I have a 3 dimensional array
x = rand(6,6,2^10)
I want to multiply each matrix along the third dimension by a vector. Is there a more clean way to do this than:
y = rand(6,1)
z = zeros(6,1,2^10)
for i in 1:2^10
z[:,:,i] = x[:,:,i] * y
end
If you are working with matrices, it may be appropriate to consider x as a vector of matrices instead of a 3D array. Then you could do
x = [rand(6,6) for _ in 1:2^10]
y = [rand(6)]
z = x .* y
z is now a vector of vectors.
And if z is preallocated, that would be
z .= x .* y
And, if you want it really fast, use vectors of StaticArrays
using StaticArrays
x = [@SMatrix rand(6, 6) for _ in 1:2^10]
y = [@SVector rand(6)]
z = x .* y
That's showing a 10x speedup on my computer, running in 12us.
mapslices(i->i*y, x, (1,2)) is maybe "cleaner" but it will be slower.

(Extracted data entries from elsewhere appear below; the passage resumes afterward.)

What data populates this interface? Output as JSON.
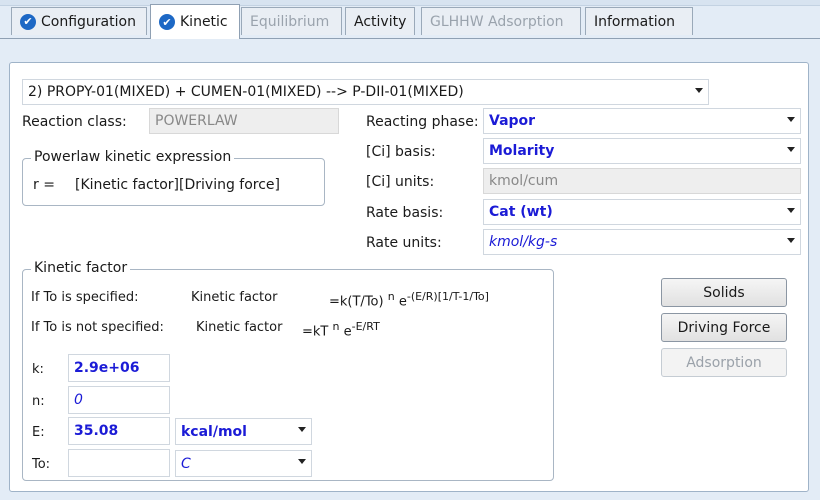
{
  "tabs": [
    {
      "label": "Configuration",
      "checked": true,
      "state": "normal"
    },
    {
      "label": "Kinetic",
      "checked": true,
      "state": "active"
    },
    {
      "label": "Equilibrium",
      "checked": false,
      "state": "disabled"
    },
    {
      "label": "Activity",
      "checked": false,
      "state": "normal"
    },
    {
      "label": "GLHHW Adsorption",
      "checked": false,
      "state": "disabled"
    },
    {
      "label": "Information",
      "checked": false,
      "state": "normal"
    }
  ],
  "reaction_select": "2) PROPY-01(MIXED)  + CUMEN-01(MIXED)  -->  P-DII-01(MIXED)",
  "reaction_class": {
    "label": "Reaction class:",
    "value": "POWERLAW"
  },
  "powerlaw": {
    "caption": "Powerlaw kinetic expression",
    "r_label": "r =",
    "expression": "[Kinetic factor][Driving force]"
  },
  "right_fields": {
    "reacting_phase": {
      "label": "Reacting phase:",
      "value": "Vapor"
    },
    "ci_basis": {
      "label": "[Ci] basis:",
      "value": "Molarity"
    },
    "ci_units": {
      "label": "[Ci] units:",
      "value": "kmol/cum"
    },
    "rate_basis": {
      "label": "Rate basis:",
      "value": "Cat (wt)"
    },
    "rate_units": {
      "label": "Rate units:",
      "value": "kmol/kg-s"
    }
  },
  "kinetic_factor": {
    "caption": "Kinetic factor",
    "line1": {
      "condition": "If To is specified:",
      "name": "Kinetic factor",
      "eq": "=k(T/To)",
      "sup_n": "n",
      "e": "e",
      "exp": "-(E/R)[1/T-1/To]"
    },
    "line2": {
      "condition": "If To is not specified:",
      "name": "Kinetic factor",
      "eq": "=kT",
      "sup_n": "n",
      "e": "e",
      "exp": "-E/RT"
    },
    "k": {
      "label": "k:",
      "value": "2.9e+06"
    },
    "n": {
      "label": "n:",
      "value": "0"
    },
    "E": {
      "label": "E:",
      "value": "35.08",
      "unit": "kcal/mol"
    },
    "To": {
      "label": "To:",
      "value": "",
      "unit": "C"
    }
  },
  "buttons": {
    "solids": "Solids",
    "driving_force": "Driving Force",
    "adsorption": "Adsorption"
  },
  "colors": {
    "accent_blue": "#1b1bd6",
    "tab_check": "#1d68c5"
  }
}
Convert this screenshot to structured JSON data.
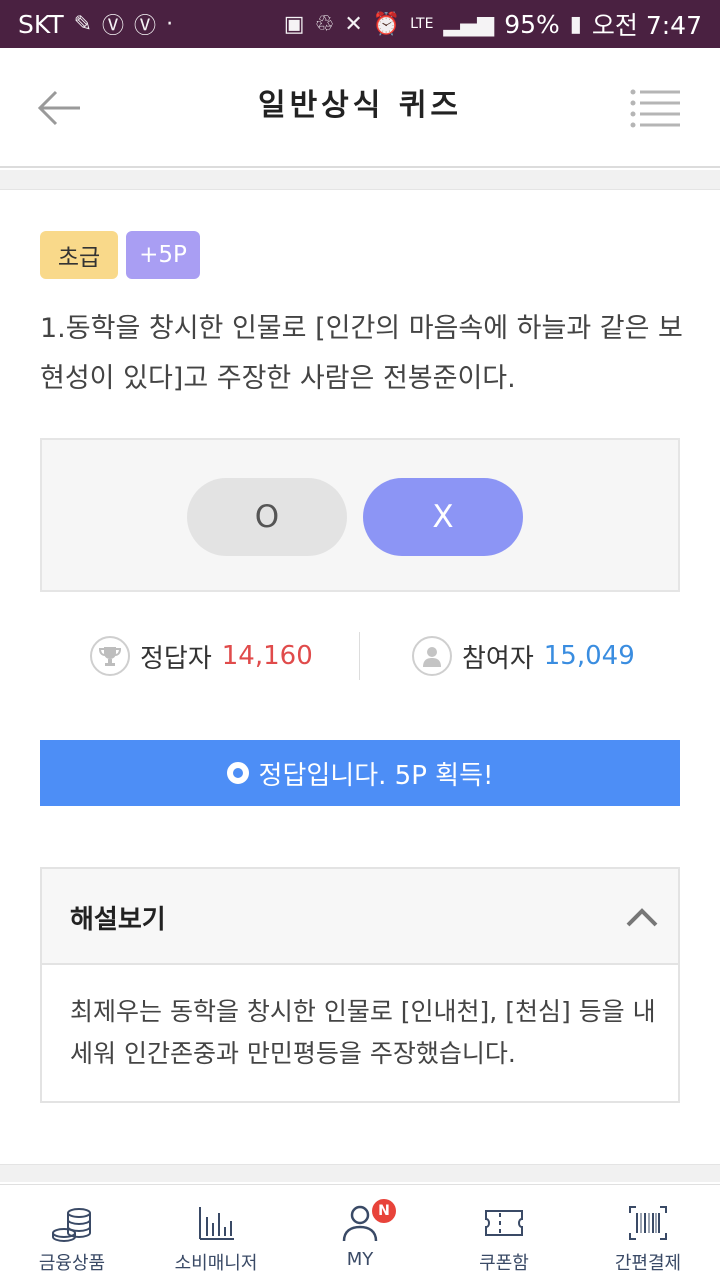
{
  "status_bar": {
    "carrier": "SKT",
    "battery": "95%",
    "time": "오전 7:47",
    "network": "LTE"
  },
  "header": {
    "title": "일반상식 퀴즈"
  },
  "quiz": {
    "level_badge": "초급",
    "point_badge": "+5P",
    "question": "1.동학을 창시한 인물로 [인간의 마음속에 하늘과 같은 보현성이 있다]고 주장한 사람은 전봉준이다.",
    "option_o": "O",
    "option_x": "X",
    "correct_label": "정답자",
    "correct_count": "14,160",
    "participant_label": "참여자",
    "participant_count": "15,049",
    "result_text": "정답입니다. 5P 획득!"
  },
  "explanation": {
    "title": "해설보기",
    "body": "최제우는 동학을 창시한 인물로 [인내천], [천심] 등을 내세워 인간존중과 만민평등을 주장했습니다."
  },
  "tabbar": {
    "items": [
      {
        "label": "금융상품",
        "icon": "coins-icon"
      },
      {
        "label": "소비매니저",
        "icon": "bar-chart-icon"
      },
      {
        "label": "MY",
        "icon": "person-icon",
        "badge": "N"
      },
      {
        "label": "쿠폰함",
        "icon": "ticket-icon"
      },
      {
        "label": "간편결제",
        "icon": "barcode-icon"
      }
    ]
  },
  "colors": {
    "status_bar": "#4a2141",
    "level_badge": "#f9d98a",
    "point_badge": "#a99ef3",
    "selected_answer": "#8c95f5",
    "result_bar": "#4d8ef6",
    "correct_count": "#e04b4b",
    "participant_count": "#3a8de0"
  }
}
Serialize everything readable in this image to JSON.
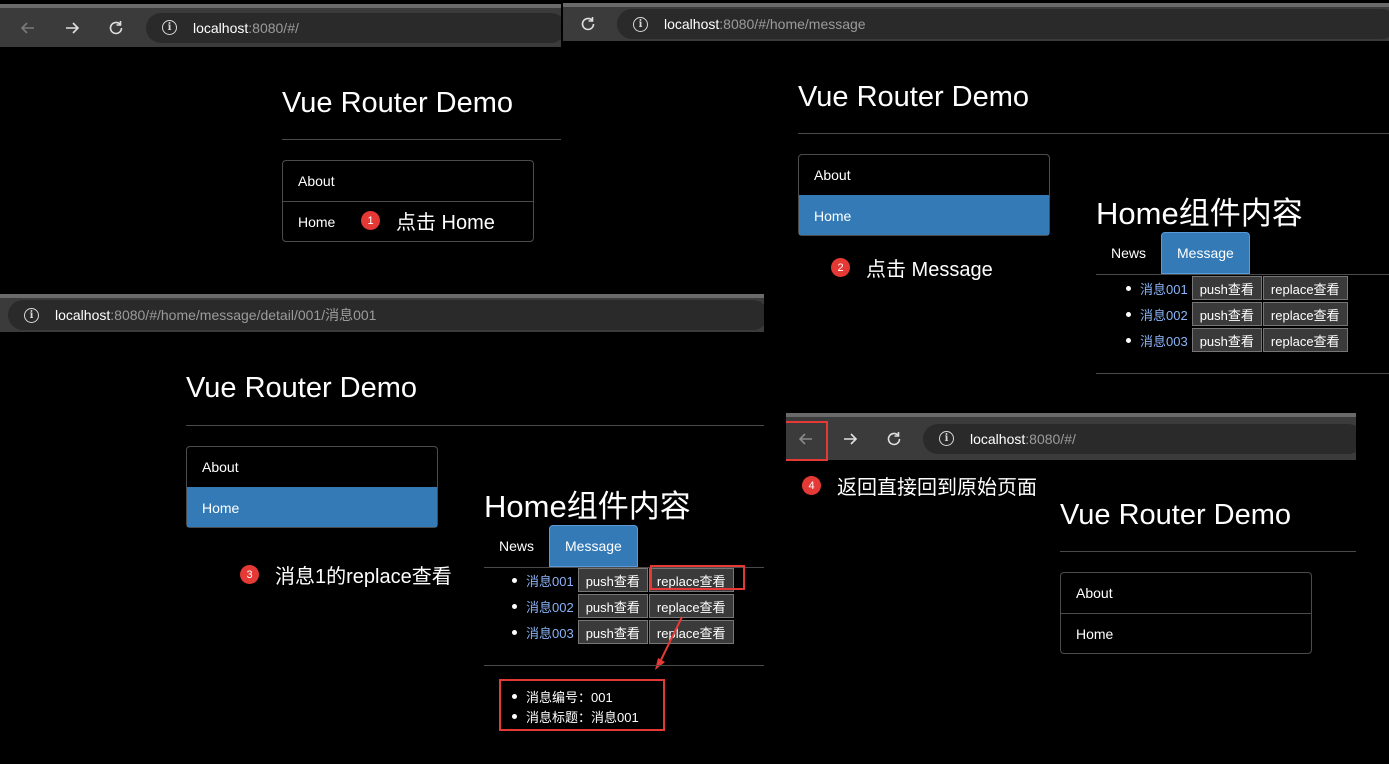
{
  "panel1": {
    "url_host": "localhost",
    "url_path": ":8080/#/",
    "title": "Vue Router Demo",
    "nav": [
      "About",
      "Home"
    ],
    "step_num": "1",
    "step_text": "点击 Home"
  },
  "panel2": {
    "url_host": "localhost",
    "url_path": ":8080/#/home/message",
    "title": "Vue Router Demo",
    "nav": [
      "About",
      "Home"
    ],
    "active_nav": "Home",
    "step_num": "2",
    "step_text": "点击 Message",
    "home_heading": "Home组件内容",
    "tabs": [
      "News",
      "Message"
    ],
    "active_tab": "Message",
    "messages": [
      {
        "title": "消息001",
        "push": "push查看",
        "replace": "replace查看"
      },
      {
        "title": "消息002",
        "push": "push查看",
        "replace": "replace查看"
      },
      {
        "title": "消息003",
        "push": "push查看",
        "replace": "replace查看"
      }
    ]
  },
  "panel3": {
    "url_host": "localhost",
    "url_path": ":8080/#/home/message/detail/001/消息001",
    "title": "Vue Router Demo",
    "nav": [
      "About",
      "Home"
    ],
    "active_nav": "Home",
    "step_num": "3",
    "step_text": "消息1的replace查看",
    "home_heading": "Home组件内容",
    "tabs": [
      "News",
      "Message"
    ],
    "active_tab": "Message",
    "messages": [
      {
        "title": "消息001",
        "push": "push查看",
        "replace": "replace查看"
      },
      {
        "title": "消息002",
        "push": "push查看",
        "replace": "replace查看"
      },
      {
        "title": "消息003",
        "push": "push查看",
        "replace": "replace查看"
      }
    ],
    "detail": [
      "消息编号：001",
      "消息标题：消息001"
    ]
  },
  "panel4": {
    "url_host": "localhost",
    "url_path": ":8080/#/",
    "step_num": "4",
    "step_text": "返回直接回到原始页面",
    "title": "Vue Router Demo",
    "nav": [
      "About",
      "Home"
    ]
  },
  "colors": {
    "active_blue": "#337ab7",
    "highlight_red": "#e53935",
    "link_blue": "#8ab4f8"
  },
  "icons": [
    "back-arrow-icon",
    "forward-arrow-icon",
    "reload-icon",
    "info-icon"
  ]
}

Read as: apply the function "times by y" to each slice of the first two dimensions.
function tst(x,y)
z = zeros(6,1,2^10)
for i in 1:2^10
z[:,:,i] = x[:,:,i] * y
end
return z
end
tst2(x,y) = mapslices(i->i*y, x, (1,2))
time tst(x,y);
0.002152 seconds (4.10 k allocations: 624.266 KB)
@time tst2(x,y);
0.005720 seconds (13.36 k allocations: 466.969 KB)
sum(x.*y',2) is a clean short solution.
It also has good speed and memory properties. The trick is to view matrix-vector multiplication as a linear combination of matrix's columns scaled by the vector elements. Instead of doing each linear combination for matrix x[:,:,i], we use the same scale y[i] for x[:,i,:]. In code:
const x = rand(6,6,2^10);
const y = rand(6,1);
function tst(x,y)
z = zeros(6,1,2^10)
for i in 1:2^10
z[:,:,i] = x[:,:,i]*y
end
return z
end
tst2(x,y) = mapslices(i->i*y,x,(1,2))
tst3(x,y) = sum(x.*y',2)
Benchmarking gives:
julia> using BenchmarkTools
julia> z = tst(x,y); z2 = tst2(x,y); z3 = tst3(x,y);
julia> @benchmark tst(x,y)
BenchmarkTools.Trial:
memory estimate: 688.11 KiB
allocs estimate: 8196
--------------
median time: 759.545 μs (0.00% GC)
samples: 6068
julia> @benchmark tst2(x,y)
BenchmarkTools.Trial:
memory estimate: 426.81 KiB
allocs estimate: 10798
--------------
median time: 1.634 ms (0.00% GC)
samples: 2869
julia> @benchmark tst3(x,y)
BenchmarkTools.Trial:
memory estimate: 336.41 KiB
allocs estimate: 12
--------------
median time: 114.060 μs (0.00% GC)
samples: 10000
So tst3 using sum has better performance (~7x over tst and ~15x over tst2).
Using StaticArrays as suggested by @DNF is also an option, and it would be nice to compare it to the solutions here.